If you were a fly on the wall of the Tabernacle or Temple, you would notice a curious aspect of the sacrificial rite—the daily offerings. Each morning, at dawn’s earliest light, a sheep offering was made; every day, the same kind of sheep with the same amount of libation, at the same exact time. Every evening, no matter how busy the altar was during the day, space was cleared for another sheep. Once again, it was the same kind of sheep, the same kind of libation, at approximately the same time of day.

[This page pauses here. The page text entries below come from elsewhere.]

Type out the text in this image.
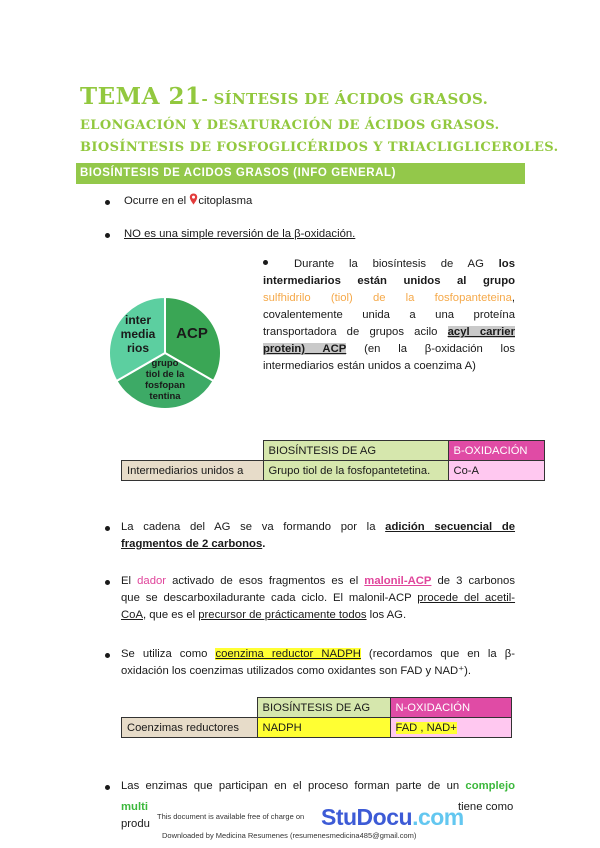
TEMA 21- SÍNTESIS DE ÁCIDOS GRASOS.
ELONGACIÓN Y DESATURACIÓN DE ÁCIDOS GRASOS.
BIOSÍNTESIS DE FOSFOGLICÉRIDOS Y TRIACLIGLICEROLES.
BIOSÍNTESIS DE ACIDOS GRASOS (INFO GENERAL)
Ocurre en el citoplasma
NO es una simple reversión de la β-oxidación.
inter
media
rios
ACP
grupo
tiol de la
fosfopan
tentina
Durante la biosíntesis de AG los
intermediarios están unidos al grupo
sulfhidrilo (tiol) de la fosfopanteteina,
covalentemente unida a una proteína
transportadora de grupos acilo acyl carrier
protein) ACP (en la β-oxidación los
intermediarios están unidos a coenzima A)
	BIOSÍNTESIS DE AG	B-OXIDACIÓN
Intermediarios unidos a	Grupo tiol de la fosfopantetetina.	Co-A
La cadena del AG se va formando por la adición secuencial de
fragmentos de 2 carbonos.
El dador activado de esos fragmentos es el malonil-ACP de 3 carbonos
que se descarboxiladurante cada ciclo. El malonil-ACP procede del acetil-
CoA, que es el precursor de prácticamente todos los AG.
Se utiliza como coenzima reductor NADPH (recordamos que en la β-
oxidación los coenzimas utilizados como oxidantes son FAD y NAD⁺).
	BIOSÍNTESIS DE AG	N-OXIDACIÓN
Coenzimas reductores	NADPH	FAD , NAD+
Las enzimas que participan en el proceso forman parte de un complejo
multi	tiene como
produ
This document is available free of charge on StuDocu.com
Downloaded by Medicina Resumenes (resumenesmedicina485@gmail.com)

The first and last offering of the day was a single sheep. Not an expensive ox, just a small sheep. There were no showy loaves of bread, just a measure of flour and some wine for the libation. If you break down the cost of the daily offering and divide it among the entire nation, you will see that the cost to the individual Jew was next to nothing. What is the value of an offering that costs almost nothing? The answer is that an offering need not cost much, but it must come from the heart.

Although the Temple was destroyed and we no longer offer animal sacrifices, the laws of the Torah are eternal. Where we can’t apply them literally, we are expected to apply them figuratively.

The figurative daily offering in our own lives need not take a lot of time or cost a lot of money. The key is that it be done daily and that it be done with heart.

Let’s look at the two prayers we recite in bed—the first upon waking, the second just before going to sleep. When we awake in the morning, we sit up in bed and recite, “Thank you G‑d, living and eternal King, for returning my soul to me, great is your faithfulness.”1 Just before falling asleep, we say, “In your hands, I entrust my soul, redeem me G‑d, the true L‑rd.”2

Succinct, but to the point. These twin prayers don’t take long to recite. They cost no money at all, but they capture the entire heart. The whole of our relationship with G‑d—our trust, gratitude, dependence and love—is captured in these short lines. They don’t need to take up our entire day, and they don’t need to cost our entire wallet.

You don’t need to do something showy to connect with G‑d. The daily offering can be achieved with something short and to the point.

A Constant

I don’t mean to suggest that two prayers are all we need for the entire day. Just as the daily offerings were not the only offerings of the day, our daily offerings are not the only prayer or good deed of our day. Throughout the day there will be more prayers and more good deeds. But if the day begins and ends with these sincere prayers, the whole day will be one long offering.

This is why the Torah refers to the daily offerings as the constant offerings. They only come twice a day; there is nothing constant about them. Yet, if they bracket our day with complete sincerity, they will be noticeable in everything we do throughout the day.

As we pray, as we work, as we eat, as we exercise, it will be noticeable that it is a Jew—who loves G‑d, who feels dependent on G‑d, who trusts G‑d—who is eating, playing, working, exercising or sleeping. As we pray or study, as we visit friends or help a child cross the street, as we carry a bag for an old lady or give a neighbor a helping hand, the sincerity of our daily offering will be with us. It will be noticeable all the time, and with that, it will be constant.


Our sages taught that the daily offering atoned for past sins.3 This tells us that even if we grew up without these prayers, it is never too late to introduce them into our lives. If we begin to recite them today, and if we recite them with sincerity, we will find that we are changed because of it. So evident will be the effect of these prayers on our daily lives, and even on our character, that it will seem as if we had been saying them all our lives.


Why are these prayers special? Of all prayers, why do these substitute for the daily offerings in the Temple?

Because they teach us gratitude. They remind us that we are constantly dependent on G‑d, and that G‑d always comes through for us. Each morning, as we wake up, we recognize that waking is a miracle.

A comedian once said that he woke up in the morning to unwrap two incredible gifts; they were his eyes.

This is no joke. It is true. Waking up is a gift that should thrill us the moment we contemplate the alternative. When we take a moment to say thank you for the simple fact that we awoke, we set a tone for the rest of the day. So long as we pause for a moment to reflect on the blessings in our lives, so long as we take the time to let the positive feelings of gratitude flow through us, and so long as we dwell on these feelings until they sink in (and this does not take a lot of time), they will permeate our entire day.

For the rest of our day, we will take note of the good things and be thankful for them. We will look at the negatives in context of all the positives and put them in perspective. This will have such a positive effect on our disposition, energy and spirit that we will be much more effective, efficient and pleasant to be with. Everyone will notice the impact because it will be constant.

Then, when we go to bed, we say thank you. We take a moment to acknowledge the source of our blessings. We acknowledge that the L‑rd is our G‑d, to whom we entrust our soul. Money is not our G‑d, work is not our G‑d, play is not our G‑d, social acceptance is not our G‑d, the latest iPhone is not our G‑d. Only G‑d is our G‑d. And to Him alone do we entrust our soul.

With this we are ready to go to sleep. Tomorrow will be another day. And when we wake, G‑d will be at our side to help us get through yet another amazing day of life. A short prayer, a small meditation, but an entire heart, and every day. Short and to the point. Succinct and constant.